Jacques Richard se méfie du corps vendu à la télévision. Il ne se contente pas d'un simple leurre, d'un effet de miroir. Non, il débusque le corps fatigué, celui qui se nourrit de fantasmes. Un triptyque plus ancien nous montre avec une rare violence le corps mâle dans tous ses états, entre érection et détente. On songe un moment à Velickovic, à Bacon. Les œuvres récentes choisissent un vocabulaire de haute enfance. Têtes rondes, seins déboussolés, ventres et jambes jetées. En matités, en griffures s'affirme un tourbillon organique qui revendique un chaos primitif. Les noirs, les blancs, les rosés, les bruns refusent la célébration chromatique et développent une sorte de mal-être qui fuit les images convenues. Une peinture de recherche, de remise en cause qui préfère le rythme syncopé à la joliesse de commande. (Fondation pour l'art belge contemporain, à Bruxelles, jusqu'au 17 avril).


Jo Dustin, "Le Soir" du mercredi 24 mars 1999.


 

 


Le corps fragmenté.


Longtemps Jacques Richard a pratiqué une peinture classique. Mais il a décidé de rompre les amarres, de visiter un univers moins codifié, de briser le miroir de la représentation. Chez lui, le corps est fragmenté. Têtes en balade, sexes et seins mis en exergue, jambes écartées... le tout dominé par une gaucherie voulue, un faux retour à l'enfance. Et ses peintures acryliques captent les grattages, les dérives saccagées. L'épiderme des couleurs est mat, les tons sont sales. Rosés, gris, bruns, vert olive qui laissent la part belle au blanc du support. Cette expression violente dévoile l'urgence, fait fi de toute joliesse dans une pulsion qui débusque une authenticité douloureuse. (Isabelle de Mévius, à Bruxelles, jusqu’au 27 novembre.)


Jo Dustin, Le Soir du 17 novembre 1999



 


Jacques Richard, l'écriture du corps.


Musicien de formation et peintre, Jacques Richard s'inté­resse tout particulièrement au corps humain.
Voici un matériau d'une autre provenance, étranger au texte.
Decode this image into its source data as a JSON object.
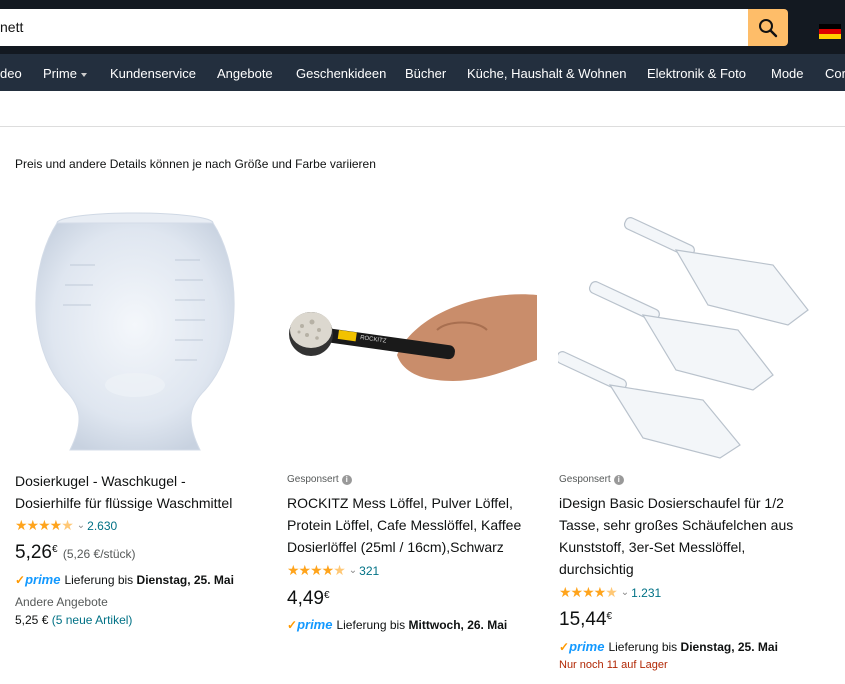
{
  "search": {
    "value": "nett"
  },
  "nav": {
    "items": [
      "deo",
      "Prime",
      "Kundenservice",
      "Angebote",
      "Geschenkideen",
      "Bücher",
      "Küche, Haushalt & Wohnen",
      "Elektronik & Foto",
      "Mode",
      "Cor"
    ]
  },
  "notice": "Preis und andere Details können je nach Größe und Farbe variieren",
  "products": [
    {
      "sponsored": "",
      "title_line1": "Dosierkugel - Waschkugel -",
      "title_line2": "Dosierhilfe für flüssige Waschmittel",
      "stars": 4.5,
      "rating_count": "2.630",
      "price_main": "5,26",
      "price_currency": "€",
      "unit_price": "(5,26 €/stück)",
      "prime": "prime",
      "delivery_text": "Lieferung bis",
      "delivery_date": "Dienstag, 25. Mai",
      "other_offers": "Andere Angebote",
      "other_price": "5,25 €",
      "other_link": "(5 neue Artikel)"
    },
    {
      "sponsored": "Gesponsert",
      "title_line1": "ROCKITZ Mess Löffel, Pulver Löffel,",
      "title_line2": "Protein Löffel, Cafe Messlöffel, Kaffee",
      "title_line3": "Dosierlöffel (25ml / 16cm),Schwarz",
      "stars": 4.5,
      "rating_count": "321",
      "price_main": "4,49",
      "price_currency": "€",
      "prime": "prime",
      "delivery_text": "Lieferung bis",
      "delivery_date": "Mittwoch, 26. Mai",
      "logo_text": "ROCKITZ"
    },
    {
      "sponsored": "Gesponsert",
      "title_line1": "iDesign Basic Dosierschaufel für 1/2",
      "title_line2": "Tasse, sehr großes Schäufelchen aus",
      "title_line3": "Kunststoff, 3er-Set Messlöffel,",
      "title_line4": "durchsichtig",
      "stars": 4.5,
      "rating_count": "1.231",
      "price_main": "15,44",
      "price_currency": "€",
      "prime": "prime",
      "delivery_text": "Lieferung bis",
      "delivery_date": "Dienstag, 25. Mai",
      "stock": "Nur noch 11 auf Lager"
    }
  ],
  "icons": {
    "search": "search-icon",
    "flag": "germany-flag-icon",
    "info": "info-icon",
    "star": "star-icon"
  },
  "colors": {
    "topbar": "#131921",
    "nav": "#232f3e",
    "search_button": "#febd69",
    "link": "#007185",
    "star": "#ffa41c",
    "prime": "#1399ff",
    "stock": "#b12704"
  }
}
Non tel qu'il nous est montré quotidiennement mais dans son intériorité secrète. Sa peinture ressemble à une écriture qui fait virevolter les signes noirs autour de taches colorées comme si elle était produite par le sismographe de son intimité profonde. Langage personnel, libre de toute forme arrêtée, son art n'en reste pas moins à même de communiquer des émotions intenses.


Galerie Isabelle de Mévius, 33, parvis Saint-Henri, à Bruxelles. Jusqu'au 27 novembre.


Pierre-Olivier Rolin, Le Vif-L’Express du 19 novembre 1999


 


Aspects de la figuration.


Au Centre Culturel de Schaerbeek, nous retrouvons les figurations éclatées, démembrées de Jacques Richard, qui réinvente un univers âprement naïf. La matité rosé, grise, vert olive, beige, organise les têtes grimaçantes, les bustes féminins acéphales, les dérives à la Bacon. Les gravures en noir et blanc jouxtent des visages effrayés à la Munch. (…)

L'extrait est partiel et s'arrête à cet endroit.